Let me start off by saying, my son has a rather large head. I optimistically believe that it’s simply accommodating his exceptionally brilliant mind (which I don’t doubt it is), but in all actuality, it’s size is likely inherited from his dad. Sorry babe.
In early fall I bought my son the sweetest little multi-colored, kint toque with a single pom-pom. As I checked out through the till, I internally applauded myself for planning early for winter, rather than doing my usual mid-winter dash to the store to find a toque, only to not find a toque, cause it’s too late in the season. But alas, all good things come to an end. November rolled around, and the perfect little toque (without a chin strap, I might add) is conveniently popping off my sons too-large-skull - it’s not even going to make it to solstice.
And so the search for a toque begins. Halfway through November, and it’s not looking good. If you know me at all, you know I’ll look high and low for the perfect toque; that I’ve already mentally drawn up exactly what I want, and I won’t stop until I get it. Ideally, I already know I’d love to get the same toque he wore last year; a blue, two tasseled , fleece toque with a perfectly set chin strap, warm, neutral colored, and just.so.cute. But of course, that was last year, so surely I’ll have to search high and low for anything even resembling this toque.
Now – I should mention, I actually came across the toque he wore last year. During some boxing day deal browsing it turned up on a sale rack, and I foolishly opted to pass. Surely it was MUCH too far ahead to buy a toque (It’s never too early! What is my issue? I blame my Mennonite ancestry – living in an idealistic world that tells me it’ll be there forever, and cost even less.) But of course, later is always too late.
As we cruised up and down the main strip of shops today in a last attempt to find a toque (before I decide to order online or drive to a different city), we found The Toque. The same sweet, blue tasseled toque that I’d known and loved. But the bin it was sitting in was not a sale bin, and the price tag was not pink, orange, or yellow - or anything resembling a discount. The crumpled tag from last year read the same, over priced amount, but without the 40% discount. “NO!!!!”
I want the toque, I have to have the toque, but I’ve got a few more stores to check. I pop it on the counter and ask for it to be held for the day, re-assuring the lady that this is The Toque, and more than likely I’ll be back for it. Store, after store, after store, and not a toque to be found. My heart is really set on this blue toque anyhow.
As we make our way back to the store, I know that we’re not going to buy it. If history holds true, the toque will fit for about 2 months, we’ll be lucky to see it last through the season, and let’s be honest, anything you can buy from a classy boutique store is sorely overpriced and hardly worth what you pay. But I put up a fight, just to find out if my gut feeling is right, or if perhaps I’m just being too cheap. I begged, and I pleaded to my husband, “Pleease, can we have the toque? We NEED this toque!?” (Followed by 15 reasons why. Honestly, I should have been a lawyer.) At last, he cracked (he usually does, like I said, I missed my calling).
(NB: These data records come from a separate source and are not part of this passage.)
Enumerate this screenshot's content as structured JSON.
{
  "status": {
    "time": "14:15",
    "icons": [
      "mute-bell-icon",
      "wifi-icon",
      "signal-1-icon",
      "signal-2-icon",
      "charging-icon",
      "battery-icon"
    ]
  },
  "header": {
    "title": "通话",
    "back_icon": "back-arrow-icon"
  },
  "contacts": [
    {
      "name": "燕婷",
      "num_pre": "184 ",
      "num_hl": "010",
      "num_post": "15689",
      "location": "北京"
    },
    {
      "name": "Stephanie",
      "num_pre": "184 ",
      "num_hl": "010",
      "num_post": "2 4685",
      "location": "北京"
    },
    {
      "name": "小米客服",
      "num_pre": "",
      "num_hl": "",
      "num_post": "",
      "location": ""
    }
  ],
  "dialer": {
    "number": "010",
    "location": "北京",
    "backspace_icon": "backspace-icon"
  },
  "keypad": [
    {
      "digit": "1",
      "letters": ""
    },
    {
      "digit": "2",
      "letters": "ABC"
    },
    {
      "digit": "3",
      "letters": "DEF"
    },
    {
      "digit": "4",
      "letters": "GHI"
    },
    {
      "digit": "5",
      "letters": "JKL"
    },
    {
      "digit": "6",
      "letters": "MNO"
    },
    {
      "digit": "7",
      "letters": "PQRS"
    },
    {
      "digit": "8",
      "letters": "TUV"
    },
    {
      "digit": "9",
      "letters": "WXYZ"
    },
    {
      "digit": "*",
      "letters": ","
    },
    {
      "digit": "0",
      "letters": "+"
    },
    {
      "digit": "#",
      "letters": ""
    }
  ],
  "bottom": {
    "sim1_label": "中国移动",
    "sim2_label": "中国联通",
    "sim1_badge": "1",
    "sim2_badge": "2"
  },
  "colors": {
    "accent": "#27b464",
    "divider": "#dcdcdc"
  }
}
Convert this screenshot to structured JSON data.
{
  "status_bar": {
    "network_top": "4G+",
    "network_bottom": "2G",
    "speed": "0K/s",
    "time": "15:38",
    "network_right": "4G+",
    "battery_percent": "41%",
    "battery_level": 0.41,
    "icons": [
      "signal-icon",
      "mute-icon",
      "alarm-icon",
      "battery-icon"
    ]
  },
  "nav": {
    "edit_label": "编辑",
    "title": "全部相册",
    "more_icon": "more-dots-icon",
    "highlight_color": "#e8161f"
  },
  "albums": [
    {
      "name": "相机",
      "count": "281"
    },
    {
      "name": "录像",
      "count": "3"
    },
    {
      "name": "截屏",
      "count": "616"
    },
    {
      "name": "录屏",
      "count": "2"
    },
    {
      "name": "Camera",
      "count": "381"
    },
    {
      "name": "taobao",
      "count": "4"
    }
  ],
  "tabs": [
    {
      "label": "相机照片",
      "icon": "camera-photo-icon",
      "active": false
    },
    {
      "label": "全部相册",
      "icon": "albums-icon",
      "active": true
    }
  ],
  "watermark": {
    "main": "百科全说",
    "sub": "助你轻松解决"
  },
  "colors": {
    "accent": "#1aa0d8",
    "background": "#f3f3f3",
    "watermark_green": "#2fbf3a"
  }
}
But I can’t do it, even with his approval, I can’t dish up the cash to pay for the toque, especially when I’ve got a perfectly fine toque at home that I recently found on consignment(did I forget this part?), only this toque had three tassels instead of two, was slightly shoddy, and as Jabin had previously pointed out – looked like something birthed out of the nineties, a decade we’d all like to forget. Oh, and it cost about a 10th of what this toque did.
Money doesn’t grow on trees, not for us at least. Times can be tight and we are very conscious of being wise with our spending. Unfortunately pride grows easily, and even without a tree, pride is rampant like wild yellow broom, ugly, smelly, and absolutely everywhere.
I go in waves of getting caught in the trap of consumerism – I have this awful, burning need to portray the perfect family; to have just the right clothes, home décor, and anything else that my culture tells me defines me. It costs a lot to follow these consumer-culture trends, and not just my out of pocket cash and racked up credit card. My time (spent looking for the perfect toque), my self-worth, and my ability to give and be generous is decreased by my frivolous spending on things I don’t even need. I’m tired of this mentality. It’s physically exhausting to be constantly fighting a battle I literally can’t afford to win, and in the meantime, I’m hoarding ever dollar I have for the sake of seeing how far I can stretch it to expand my ego even further.
On the way home we stopped at my favorite consignment store, and for a bit of change I found a charming little multi colored knitted toque, with a perfect fitting chin strap and a pom-pom on top. It’s slightly pilled and gently worn, but it’s really all we need. The other one I’ve got, well, it’s free to someone else.